Aug 12, 2009 04:30 AM
LESLEY CIARULA TAYLOR
Nothing in Canadian law stops the government from "picking and choosing" which Canadians it will help and who it will abandon, a former senior diplomat warns.
In the case of Suaad Hagi Mohamud, a Toronto woman who was detained in Kenya for 12 weeks, "overzealous" civil servants chose to abandon her, said former consular services chief Gar Pardy.
What’s worse, he said, is that Ottawa could just say, "`Sorry it happened’ and that’s the end of it" unless somebody ensures there is a "protection of Canadians act."
Such an act would turn "Crown prerogative" – meaning Canadians are at the mercy of the government for anything not spelled out in law – into something that gives overseas Canadians some protection.
Mohamud’s ordeal was closer to being over yesterday after Ottawa agreed to issue travel documents so she could return home. But other Canadians are still vulnerable.
"This is an issue that is not as uncommon as people would think," said Toronto lawyer Lorne Waldman. "If it weren’t for the fact she had supporters here she would probably have gone to jail for six months or a year for using a false document. Clearly that’s problematic.
"There are lots of other cases where people don’t get all the publicity because people aren’t interested or they don’t have advocates in Canada and they get stranded."
Many people are just assumed to be guilty, he added.
The Conservative government has clearly tried to stay away from Mohamud’s case.
Foreign Affairs Minister Lawrence Cannon and Public Safety Minister Peter Van Loan avoided comment even when a legion of supporters, family members and even Mohamud’s Toronto employer came forward to verify her identity.
Pointing to a case in contrast, Pardy discussed the plight of Brenda Martin, who was jailed in Mexico, rescued by a minister’s intervention and flown home in a government plane.
"I’d like that same level of service for everyone. It shows how this is a matter of discretion and discrimination" the way different Canadians are treated.
In another case, Justice Russell Zinn ordered the government to bring Abousfian Abdelrazik back from his Kafkaesque nightmare in Khartoum, where he received permission to travel but was denied a passport until he somehow disproved terrorism allegations.
"The only basis for the denial of the passport was that the minister had reached this opinion; there has been nothing offered and no attempt made to justify that opinion," Zinn said.
Pardy agrees that the litany of abandoned Canadians, from Maher Arar, tortured in a Syrian jail, to Abdelrazik and Mohamud should force someone in government to weigh the consequences.
"We get brown stuff on our faces every time this happens. There must be a better way of doing this.
"This is going on week after week.
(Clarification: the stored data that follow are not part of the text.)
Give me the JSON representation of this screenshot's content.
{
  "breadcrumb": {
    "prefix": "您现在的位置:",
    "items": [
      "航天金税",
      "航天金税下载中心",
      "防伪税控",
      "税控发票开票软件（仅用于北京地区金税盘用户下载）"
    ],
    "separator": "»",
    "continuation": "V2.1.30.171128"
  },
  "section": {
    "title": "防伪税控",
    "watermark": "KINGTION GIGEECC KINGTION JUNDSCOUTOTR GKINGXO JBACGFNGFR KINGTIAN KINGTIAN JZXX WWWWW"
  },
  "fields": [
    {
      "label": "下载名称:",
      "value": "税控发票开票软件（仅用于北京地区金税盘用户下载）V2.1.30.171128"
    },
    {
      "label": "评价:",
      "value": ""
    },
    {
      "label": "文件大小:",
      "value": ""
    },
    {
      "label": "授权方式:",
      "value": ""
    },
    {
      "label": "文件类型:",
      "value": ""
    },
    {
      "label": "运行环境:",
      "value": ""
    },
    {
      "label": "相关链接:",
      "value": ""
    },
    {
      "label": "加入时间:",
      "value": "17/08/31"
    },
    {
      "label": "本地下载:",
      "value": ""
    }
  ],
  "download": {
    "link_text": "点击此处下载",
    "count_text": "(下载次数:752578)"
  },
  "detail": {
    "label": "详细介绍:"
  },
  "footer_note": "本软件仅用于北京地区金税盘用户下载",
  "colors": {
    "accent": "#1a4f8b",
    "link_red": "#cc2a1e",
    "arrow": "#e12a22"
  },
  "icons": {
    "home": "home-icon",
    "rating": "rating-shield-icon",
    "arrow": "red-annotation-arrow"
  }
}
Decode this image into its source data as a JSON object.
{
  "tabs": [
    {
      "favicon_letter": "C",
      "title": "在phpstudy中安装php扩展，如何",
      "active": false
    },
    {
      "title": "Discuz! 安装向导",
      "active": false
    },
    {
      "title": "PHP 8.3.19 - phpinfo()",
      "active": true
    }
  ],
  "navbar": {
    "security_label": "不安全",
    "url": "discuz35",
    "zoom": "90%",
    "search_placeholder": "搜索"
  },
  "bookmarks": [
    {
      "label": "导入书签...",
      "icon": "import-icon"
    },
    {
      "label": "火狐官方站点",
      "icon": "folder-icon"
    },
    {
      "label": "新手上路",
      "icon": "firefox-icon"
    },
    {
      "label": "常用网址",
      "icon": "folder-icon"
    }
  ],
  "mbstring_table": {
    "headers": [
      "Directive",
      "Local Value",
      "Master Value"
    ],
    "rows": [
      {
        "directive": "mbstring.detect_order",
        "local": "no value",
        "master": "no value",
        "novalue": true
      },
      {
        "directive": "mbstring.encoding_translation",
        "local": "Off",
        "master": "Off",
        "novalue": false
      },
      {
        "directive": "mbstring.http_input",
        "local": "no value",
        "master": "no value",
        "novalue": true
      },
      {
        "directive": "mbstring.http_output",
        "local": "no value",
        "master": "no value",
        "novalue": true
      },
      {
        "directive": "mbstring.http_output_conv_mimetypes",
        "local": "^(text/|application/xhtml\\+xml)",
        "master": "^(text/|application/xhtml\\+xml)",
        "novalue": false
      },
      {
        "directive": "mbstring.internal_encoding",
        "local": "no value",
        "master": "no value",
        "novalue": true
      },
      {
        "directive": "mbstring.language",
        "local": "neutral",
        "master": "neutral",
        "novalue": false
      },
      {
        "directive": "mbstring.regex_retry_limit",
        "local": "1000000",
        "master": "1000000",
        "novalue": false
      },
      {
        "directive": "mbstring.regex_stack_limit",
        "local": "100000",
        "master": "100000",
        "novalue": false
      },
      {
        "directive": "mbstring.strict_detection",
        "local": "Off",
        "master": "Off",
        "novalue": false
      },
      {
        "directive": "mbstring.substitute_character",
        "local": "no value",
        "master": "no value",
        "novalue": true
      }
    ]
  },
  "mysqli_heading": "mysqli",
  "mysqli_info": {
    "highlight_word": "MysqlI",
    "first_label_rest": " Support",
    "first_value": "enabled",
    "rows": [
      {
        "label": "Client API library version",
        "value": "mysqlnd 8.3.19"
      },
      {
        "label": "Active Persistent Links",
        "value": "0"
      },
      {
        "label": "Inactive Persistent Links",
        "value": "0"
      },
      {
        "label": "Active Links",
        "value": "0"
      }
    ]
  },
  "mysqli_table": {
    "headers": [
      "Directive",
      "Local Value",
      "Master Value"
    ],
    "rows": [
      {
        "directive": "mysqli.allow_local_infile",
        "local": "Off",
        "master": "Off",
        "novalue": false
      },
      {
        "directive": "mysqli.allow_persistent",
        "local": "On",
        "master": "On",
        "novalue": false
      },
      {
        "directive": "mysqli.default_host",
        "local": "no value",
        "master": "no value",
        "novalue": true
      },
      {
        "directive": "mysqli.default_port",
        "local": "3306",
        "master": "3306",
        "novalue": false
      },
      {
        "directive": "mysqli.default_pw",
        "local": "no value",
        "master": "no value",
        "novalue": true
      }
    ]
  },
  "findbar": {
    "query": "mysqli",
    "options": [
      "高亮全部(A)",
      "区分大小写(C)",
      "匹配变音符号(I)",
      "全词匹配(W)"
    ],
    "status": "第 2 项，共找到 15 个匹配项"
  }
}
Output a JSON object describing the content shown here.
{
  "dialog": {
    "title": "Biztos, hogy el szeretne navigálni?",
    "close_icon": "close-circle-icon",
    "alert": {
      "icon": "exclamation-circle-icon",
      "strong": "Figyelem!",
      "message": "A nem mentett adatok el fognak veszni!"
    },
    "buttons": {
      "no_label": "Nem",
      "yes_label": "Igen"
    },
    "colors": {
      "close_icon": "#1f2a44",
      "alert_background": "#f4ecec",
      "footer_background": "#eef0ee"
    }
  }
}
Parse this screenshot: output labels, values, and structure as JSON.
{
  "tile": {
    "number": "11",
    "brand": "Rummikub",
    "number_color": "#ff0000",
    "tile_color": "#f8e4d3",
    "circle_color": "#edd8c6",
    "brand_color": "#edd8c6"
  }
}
There should be some learning, some political will somewhere in the system to fix it."
Mohamud’s ordeal started in May when airline KLM and Kenyan authorities flagged her as suspicious, saying her lips and eyeglasses didn’t look like her Canadian passport photo.
Then the staff at the Canadian High Commission in Kenya not only failed to help her as a citizen but also sent her passport to Kenyan immigration authorities for criminal prosecution.
That step astonishes Pardy. "You would think they would bloody well have made sure their judgment was based on something more than thick lips," he said. "The ministers should be insisting on a proper investigation.
"Ministers have been getting a free ride. They are more and more sliding away from direct responsibilities when things go wrong. If ministers aren’t responsible, then nobody is responsible."
When Mohamud’s lawyer pleaded her case to federal court, the Tories refused to comment because the case of mistaken identity was now a legal matter.
One of the few remarks came from Cannon, who said she would have to try harder to prove that she was the person pictured in the passport.
All the crucial decisions in Mohamud’s frustrating tale of a trip gone wrong were actually made in an office building overlooking the Ottawa River, where bureaucrats in the Consular Services and Emergency Management Branch of Foreign Affairs have the power to help or hinder Canadians in need of their government’s help.
"The buck stops with them, and the advice they give to the minister," said MP Dan McTeague, a former parliamentary secretary responsible for Canadians abroad under former prime minister Paul Martin.
"When these matters become political, it’s entirely the discretion of the minister responsible in the case and they’re often told not to speak."
The overriding lesson, said Pardy, is "we need to make sure nobody forgets this."